To submit this form, complete it in full and return it to Southeastrans within 5 business days. You can either fax it to 404-581-5543 or reach out via phone at 1-844-856-7908 for assistance. Make sure to keep a copy for your records and notify Southeastrans of any changes to your requested transport details.
What are the important dates for this form in 2024 and 2025?
Ensure you submit the standing order request within 5 business days of the initial transport. Regular recertification is required every 6 months for dialysis standing orders and every 3 months for other treatments in 2024 and 2025.

What is the purpose of this form?
The purpose of this form is to facilitate the transport management process for patients needing medical transportation. It serves as an official request for services, ensuring that all necessary information for eligibility verification is collected. Completing this form accurately is crucial for avoiding delays in transport services.

Tell me about this form and its components and fields line-by-line.

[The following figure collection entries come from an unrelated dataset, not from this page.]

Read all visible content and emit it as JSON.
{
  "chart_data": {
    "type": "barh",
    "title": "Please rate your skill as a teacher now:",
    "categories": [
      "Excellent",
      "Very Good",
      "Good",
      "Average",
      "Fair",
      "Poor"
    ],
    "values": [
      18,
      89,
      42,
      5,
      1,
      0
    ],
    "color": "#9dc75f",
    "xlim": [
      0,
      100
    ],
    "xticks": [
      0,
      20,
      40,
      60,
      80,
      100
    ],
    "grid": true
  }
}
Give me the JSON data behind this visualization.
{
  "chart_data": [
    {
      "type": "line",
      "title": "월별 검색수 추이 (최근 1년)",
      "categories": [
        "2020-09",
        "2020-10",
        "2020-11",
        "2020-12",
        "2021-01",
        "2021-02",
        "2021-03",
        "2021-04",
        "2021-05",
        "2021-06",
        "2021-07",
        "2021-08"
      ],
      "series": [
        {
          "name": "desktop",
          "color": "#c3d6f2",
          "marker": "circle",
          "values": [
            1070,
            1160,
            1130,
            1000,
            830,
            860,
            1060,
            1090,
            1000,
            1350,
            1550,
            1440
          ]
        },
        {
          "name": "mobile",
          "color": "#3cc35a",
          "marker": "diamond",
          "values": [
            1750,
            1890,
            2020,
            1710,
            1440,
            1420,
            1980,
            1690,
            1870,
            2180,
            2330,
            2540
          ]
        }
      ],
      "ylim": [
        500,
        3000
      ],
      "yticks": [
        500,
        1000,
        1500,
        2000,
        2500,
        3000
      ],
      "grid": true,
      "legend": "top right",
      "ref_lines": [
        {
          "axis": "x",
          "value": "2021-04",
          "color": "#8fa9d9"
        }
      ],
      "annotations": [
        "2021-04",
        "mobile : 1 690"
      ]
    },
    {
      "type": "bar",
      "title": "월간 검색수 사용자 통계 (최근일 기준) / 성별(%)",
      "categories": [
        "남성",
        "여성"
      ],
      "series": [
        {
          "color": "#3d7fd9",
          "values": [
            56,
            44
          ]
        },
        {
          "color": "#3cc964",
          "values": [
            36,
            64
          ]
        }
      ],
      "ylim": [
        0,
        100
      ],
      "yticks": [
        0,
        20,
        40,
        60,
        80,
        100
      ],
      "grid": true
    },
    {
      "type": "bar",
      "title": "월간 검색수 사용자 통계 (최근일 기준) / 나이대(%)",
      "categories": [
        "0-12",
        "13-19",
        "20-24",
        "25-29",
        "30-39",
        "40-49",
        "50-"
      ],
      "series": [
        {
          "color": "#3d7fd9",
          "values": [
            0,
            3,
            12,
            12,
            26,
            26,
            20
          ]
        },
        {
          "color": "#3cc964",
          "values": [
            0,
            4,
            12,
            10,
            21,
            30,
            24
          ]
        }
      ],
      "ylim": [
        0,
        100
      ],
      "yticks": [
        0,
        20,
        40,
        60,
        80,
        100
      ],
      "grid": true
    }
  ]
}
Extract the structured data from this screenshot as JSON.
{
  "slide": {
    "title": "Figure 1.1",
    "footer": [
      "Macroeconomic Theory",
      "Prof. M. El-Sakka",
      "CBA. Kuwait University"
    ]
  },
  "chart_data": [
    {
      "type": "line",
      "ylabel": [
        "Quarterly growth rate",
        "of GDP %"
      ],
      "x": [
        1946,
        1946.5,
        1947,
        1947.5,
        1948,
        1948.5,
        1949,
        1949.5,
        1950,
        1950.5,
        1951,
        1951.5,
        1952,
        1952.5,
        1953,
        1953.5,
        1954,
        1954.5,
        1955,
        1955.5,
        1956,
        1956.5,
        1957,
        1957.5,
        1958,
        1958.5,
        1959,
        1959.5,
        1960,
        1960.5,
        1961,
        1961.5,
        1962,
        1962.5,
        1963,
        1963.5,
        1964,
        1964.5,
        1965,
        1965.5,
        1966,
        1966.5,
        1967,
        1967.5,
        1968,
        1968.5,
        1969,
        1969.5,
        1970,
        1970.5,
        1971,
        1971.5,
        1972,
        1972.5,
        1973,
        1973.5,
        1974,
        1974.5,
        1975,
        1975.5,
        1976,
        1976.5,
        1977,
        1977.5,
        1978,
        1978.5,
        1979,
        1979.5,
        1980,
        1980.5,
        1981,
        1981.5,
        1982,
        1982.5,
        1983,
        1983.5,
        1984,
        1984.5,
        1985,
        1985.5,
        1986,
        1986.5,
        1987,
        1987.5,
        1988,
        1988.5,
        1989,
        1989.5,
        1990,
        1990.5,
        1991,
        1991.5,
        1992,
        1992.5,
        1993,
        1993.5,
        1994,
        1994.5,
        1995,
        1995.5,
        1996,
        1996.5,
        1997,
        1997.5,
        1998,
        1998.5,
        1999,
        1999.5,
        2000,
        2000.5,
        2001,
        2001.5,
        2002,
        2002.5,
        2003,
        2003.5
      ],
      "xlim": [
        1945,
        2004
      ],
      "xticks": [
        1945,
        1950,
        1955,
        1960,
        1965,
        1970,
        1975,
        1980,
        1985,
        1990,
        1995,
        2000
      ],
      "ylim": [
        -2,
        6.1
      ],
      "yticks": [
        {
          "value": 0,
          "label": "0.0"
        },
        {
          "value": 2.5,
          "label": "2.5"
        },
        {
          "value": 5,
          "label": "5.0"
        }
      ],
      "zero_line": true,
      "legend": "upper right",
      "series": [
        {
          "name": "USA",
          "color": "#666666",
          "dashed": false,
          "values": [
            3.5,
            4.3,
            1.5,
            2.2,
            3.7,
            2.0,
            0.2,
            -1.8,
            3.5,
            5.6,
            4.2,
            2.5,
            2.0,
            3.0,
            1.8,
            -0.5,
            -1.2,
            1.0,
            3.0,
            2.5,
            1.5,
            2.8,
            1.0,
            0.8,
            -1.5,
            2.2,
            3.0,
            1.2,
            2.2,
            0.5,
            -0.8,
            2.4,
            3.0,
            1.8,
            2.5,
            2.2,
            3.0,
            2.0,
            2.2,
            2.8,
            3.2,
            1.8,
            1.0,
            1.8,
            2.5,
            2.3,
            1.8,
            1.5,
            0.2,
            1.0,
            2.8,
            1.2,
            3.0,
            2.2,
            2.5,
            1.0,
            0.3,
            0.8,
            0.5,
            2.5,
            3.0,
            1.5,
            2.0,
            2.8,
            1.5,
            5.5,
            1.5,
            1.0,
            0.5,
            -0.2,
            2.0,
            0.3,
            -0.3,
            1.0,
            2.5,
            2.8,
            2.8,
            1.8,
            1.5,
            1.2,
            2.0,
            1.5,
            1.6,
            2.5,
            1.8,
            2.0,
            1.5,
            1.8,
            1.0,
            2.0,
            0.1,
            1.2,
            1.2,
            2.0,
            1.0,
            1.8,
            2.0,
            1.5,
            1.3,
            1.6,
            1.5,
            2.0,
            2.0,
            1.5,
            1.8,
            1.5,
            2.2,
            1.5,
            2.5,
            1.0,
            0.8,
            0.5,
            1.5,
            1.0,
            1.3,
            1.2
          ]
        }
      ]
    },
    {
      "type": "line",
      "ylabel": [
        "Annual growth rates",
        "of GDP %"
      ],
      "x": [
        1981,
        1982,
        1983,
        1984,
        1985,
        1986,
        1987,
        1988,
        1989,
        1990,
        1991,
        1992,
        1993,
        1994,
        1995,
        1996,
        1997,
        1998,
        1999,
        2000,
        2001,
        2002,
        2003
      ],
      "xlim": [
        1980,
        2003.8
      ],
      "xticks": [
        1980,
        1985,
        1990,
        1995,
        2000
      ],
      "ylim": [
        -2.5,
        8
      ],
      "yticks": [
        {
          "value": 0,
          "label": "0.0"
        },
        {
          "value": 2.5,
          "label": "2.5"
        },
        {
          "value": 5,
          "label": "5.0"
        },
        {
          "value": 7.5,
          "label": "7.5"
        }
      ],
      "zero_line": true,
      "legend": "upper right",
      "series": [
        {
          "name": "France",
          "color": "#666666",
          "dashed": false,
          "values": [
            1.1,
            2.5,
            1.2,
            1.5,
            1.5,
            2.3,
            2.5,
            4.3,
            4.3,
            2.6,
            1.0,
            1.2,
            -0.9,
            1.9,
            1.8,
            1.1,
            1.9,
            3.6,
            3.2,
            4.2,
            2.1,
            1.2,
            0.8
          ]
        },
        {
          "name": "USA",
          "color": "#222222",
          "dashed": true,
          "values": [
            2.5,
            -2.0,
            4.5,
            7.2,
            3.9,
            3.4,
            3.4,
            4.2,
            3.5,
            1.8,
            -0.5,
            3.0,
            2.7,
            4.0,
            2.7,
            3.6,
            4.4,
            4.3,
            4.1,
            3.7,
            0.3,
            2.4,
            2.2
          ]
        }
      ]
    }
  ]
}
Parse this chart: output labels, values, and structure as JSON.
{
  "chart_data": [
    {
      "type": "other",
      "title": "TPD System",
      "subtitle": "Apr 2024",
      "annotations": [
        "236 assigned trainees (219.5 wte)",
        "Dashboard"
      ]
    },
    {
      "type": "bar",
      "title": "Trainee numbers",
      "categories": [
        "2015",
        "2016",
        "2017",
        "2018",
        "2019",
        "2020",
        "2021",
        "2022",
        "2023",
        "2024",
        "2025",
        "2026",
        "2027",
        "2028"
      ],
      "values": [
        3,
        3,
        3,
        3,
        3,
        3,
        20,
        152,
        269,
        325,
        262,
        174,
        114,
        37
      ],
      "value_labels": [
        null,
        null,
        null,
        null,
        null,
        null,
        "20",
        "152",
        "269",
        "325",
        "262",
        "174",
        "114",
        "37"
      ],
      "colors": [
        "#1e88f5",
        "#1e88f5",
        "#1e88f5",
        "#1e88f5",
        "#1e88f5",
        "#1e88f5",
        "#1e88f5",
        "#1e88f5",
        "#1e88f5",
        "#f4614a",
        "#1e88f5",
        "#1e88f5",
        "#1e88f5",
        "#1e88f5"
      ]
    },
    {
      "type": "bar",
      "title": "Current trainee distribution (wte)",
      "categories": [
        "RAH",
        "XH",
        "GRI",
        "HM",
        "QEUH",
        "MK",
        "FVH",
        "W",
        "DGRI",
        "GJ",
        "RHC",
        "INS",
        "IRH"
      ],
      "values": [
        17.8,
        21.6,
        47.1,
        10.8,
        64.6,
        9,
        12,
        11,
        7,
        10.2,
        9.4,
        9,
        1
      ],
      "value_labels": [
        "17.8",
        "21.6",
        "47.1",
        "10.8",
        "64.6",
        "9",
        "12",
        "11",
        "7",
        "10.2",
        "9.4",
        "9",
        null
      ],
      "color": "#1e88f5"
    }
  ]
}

- 1. Member Name: The name of the individual requiring transportation.
- 2. Member's Complete Address: The full address of the member to schedule pick-up.
- 3. Member's Phone: Contact number for the member.
- 4. Emergency Contact: Information for an emergency contact person.
- 5. DOB: Date of birth of the member.
- 6. Gender: Gender of the individual (Male or Female).
- 7. CPT Code: Code for the specific services requested.
- 8. Medicaid ID #: Identification number assigned by Medicaid.
- 9. Duration of Treatment: Expected duration for the treatment.
- 10. Treatment Phone #: Contact number for the treatment facility.
What happens if I fail to submit this form?
Failing to submit this form can lead to delayed transportation services or loss of eligibility for required transport. It is crucial to adhere to submission deadlines to ensure continuous care.
- Service Delays: Without timely submission, transportation might be postponed.
- Cancellation of Services: Your standing order may be canceled if not recertified on schedule.
- Ineligibility for Transport: Failure to submit may result in ineligibility for Medicaid transportation.
How do I know when to use this form?

- 1. Routine Medical Visits: For consistent appointments such as dialysis or therapy.
- 2. Special Treatments: To arrange transport for specific medical procedures.
- 3. Emergency Situations: To secure urgent transportation for critical care.